Recently I was looking into how I would implement a simple TCP protocol in C++. I think Boost's ASIO (asynchronous IO) provides the correct abstraction for this. It allows you to write your code as if it were single-threaded. Code which needs to be serialised can run on the same "strand". Strands simply serialise code, even if the code runs on separate threads.
I think this abstraction would work for the example in your link as well.
> What do you think would be the optimal evolution of a company from day 1
optimal solution is which ever one that gets the product shipped and making profit. All else can come after. Because if you spend too much time planning for scale, even before you reach any scale (unless you specifically have pre-knowledge of such), you would not be successful.
Just one data point, that might be of use to know:
We're currently running into an issue where we've used a table as a message queue in a database.
We gained a compliance requirement that we must log all access (including direct DB queries) to certain info in the database. One of the tables being used as a queue contains this data and is polled hundreds of times per minute making our logs ridiculously huge and we now have to move the queue somewhere else and/or split up the data.
TBH, that's the most obvious solution for eg. task management. I am sure majority of applications started at least 10 years ago started off their task management using the app database for queue management, before the proliferation of messaging queues.
The couple webapps I worked on moved to a rabbitmq-based solution relatively painlessly (though old BaseTasks tend to linger for a long while still).
Depends what you need the message queue for. I think it can be a sensible choice, it depends how much of the rest of the system you need to start building. If you're then working out retries, etc. start looking to see if there's a prebuilt solution.
I find a few things I tend to look for in solutions:
* Are other people using it for the same sort of scale of problem I have? This cuts both ways - some projects are complicated and work well for people who have much harder scaling issues than I may have, and some projects are too simple to deal with scale issues I have. Some backend systems may need to process billions of things, others sit and take 20-30 a week.
* Are there plenty of people using it? More people = more chance bugs are known about with workarounds / already fixed, more chance other people have hit the same problems I will.
* Have people been using it for a while now? Unless there's a good reason, a project a year or two old that's stable and solves your business requirements can be far better than a shiny new thing. Let other people hit the issues and upgrade next year.
* Can I debug it? This is what actually came to mind reading your comment. A database is nice when you can keep a full history of what's been going on.
* What exists where I have to build the absolute minimum amount of stuff? A nice example here is python-rq. For some of my problems I can easily set it up, it does what I need and probably more and happily chugs along. I need to build next to nothing to use it. Also, whatever you pick first likely reveals another unspecified business requirement and finding that out ASAP is important.

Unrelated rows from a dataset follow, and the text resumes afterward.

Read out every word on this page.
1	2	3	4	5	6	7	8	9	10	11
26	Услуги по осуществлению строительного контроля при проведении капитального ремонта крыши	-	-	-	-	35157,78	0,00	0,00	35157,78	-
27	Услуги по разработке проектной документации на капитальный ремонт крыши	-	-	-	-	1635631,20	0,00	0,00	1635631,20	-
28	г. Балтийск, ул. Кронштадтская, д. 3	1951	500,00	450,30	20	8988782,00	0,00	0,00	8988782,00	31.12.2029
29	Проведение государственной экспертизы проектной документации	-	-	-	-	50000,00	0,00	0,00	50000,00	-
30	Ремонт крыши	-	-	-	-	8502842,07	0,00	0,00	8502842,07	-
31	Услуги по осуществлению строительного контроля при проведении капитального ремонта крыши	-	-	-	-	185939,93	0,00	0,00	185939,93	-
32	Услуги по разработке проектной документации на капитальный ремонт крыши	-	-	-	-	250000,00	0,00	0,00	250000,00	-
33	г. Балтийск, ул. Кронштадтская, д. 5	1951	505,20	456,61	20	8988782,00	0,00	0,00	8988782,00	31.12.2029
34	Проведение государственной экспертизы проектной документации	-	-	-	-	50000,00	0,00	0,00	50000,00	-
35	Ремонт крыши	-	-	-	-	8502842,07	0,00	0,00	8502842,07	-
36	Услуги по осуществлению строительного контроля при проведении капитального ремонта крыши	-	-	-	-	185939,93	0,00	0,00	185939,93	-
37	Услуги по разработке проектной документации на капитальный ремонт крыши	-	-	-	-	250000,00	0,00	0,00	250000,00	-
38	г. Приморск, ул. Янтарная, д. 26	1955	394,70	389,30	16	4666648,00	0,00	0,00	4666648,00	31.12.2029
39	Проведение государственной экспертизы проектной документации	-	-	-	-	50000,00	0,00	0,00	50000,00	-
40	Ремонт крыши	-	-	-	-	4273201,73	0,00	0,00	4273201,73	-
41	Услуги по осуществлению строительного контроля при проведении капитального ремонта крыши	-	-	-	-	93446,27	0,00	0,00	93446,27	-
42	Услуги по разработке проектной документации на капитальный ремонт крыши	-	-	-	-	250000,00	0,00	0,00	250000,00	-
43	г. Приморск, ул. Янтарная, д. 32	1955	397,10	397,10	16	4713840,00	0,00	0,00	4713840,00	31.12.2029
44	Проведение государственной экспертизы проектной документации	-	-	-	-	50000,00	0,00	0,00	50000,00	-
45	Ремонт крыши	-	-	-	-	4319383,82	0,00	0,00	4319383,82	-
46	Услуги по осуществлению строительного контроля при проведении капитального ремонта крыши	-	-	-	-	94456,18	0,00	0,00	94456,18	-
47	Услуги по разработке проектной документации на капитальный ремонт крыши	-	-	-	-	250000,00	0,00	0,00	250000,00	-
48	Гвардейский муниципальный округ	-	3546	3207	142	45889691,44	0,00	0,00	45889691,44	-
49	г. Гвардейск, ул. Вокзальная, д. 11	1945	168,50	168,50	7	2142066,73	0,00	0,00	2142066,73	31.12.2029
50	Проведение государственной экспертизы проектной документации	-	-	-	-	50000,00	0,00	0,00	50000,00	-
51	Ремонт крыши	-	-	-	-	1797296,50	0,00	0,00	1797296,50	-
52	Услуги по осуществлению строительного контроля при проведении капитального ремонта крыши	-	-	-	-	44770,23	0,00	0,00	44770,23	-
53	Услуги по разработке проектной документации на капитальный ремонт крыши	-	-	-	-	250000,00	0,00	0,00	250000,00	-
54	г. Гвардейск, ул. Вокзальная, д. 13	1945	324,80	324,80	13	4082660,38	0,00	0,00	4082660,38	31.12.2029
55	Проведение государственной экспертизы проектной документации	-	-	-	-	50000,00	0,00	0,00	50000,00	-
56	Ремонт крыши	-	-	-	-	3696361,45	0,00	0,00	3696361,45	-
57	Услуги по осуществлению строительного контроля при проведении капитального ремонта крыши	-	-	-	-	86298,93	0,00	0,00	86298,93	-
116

* Is there some industry standard? Company standard?
Don't be afraid to adjust the way you were planning to build your project to fit better with some industry standard approach. If you want to use package X (say, luigi or airflow for data processing) what philosophy does it go by? Can you tweak the way you're working to fit in with that? There are often good reasons for certain choices, and even when it's less clear it'll at least avoid you fighting your systems so much.
Not too precise I'm afraid as it all comes under "it depends" but picking something:
Job queues / processing, try for example
* Amazon batch
* Luigi (+aws batch potentially)
* Python RQ (with redis)
* Just files on S3 (an underutilised option imo)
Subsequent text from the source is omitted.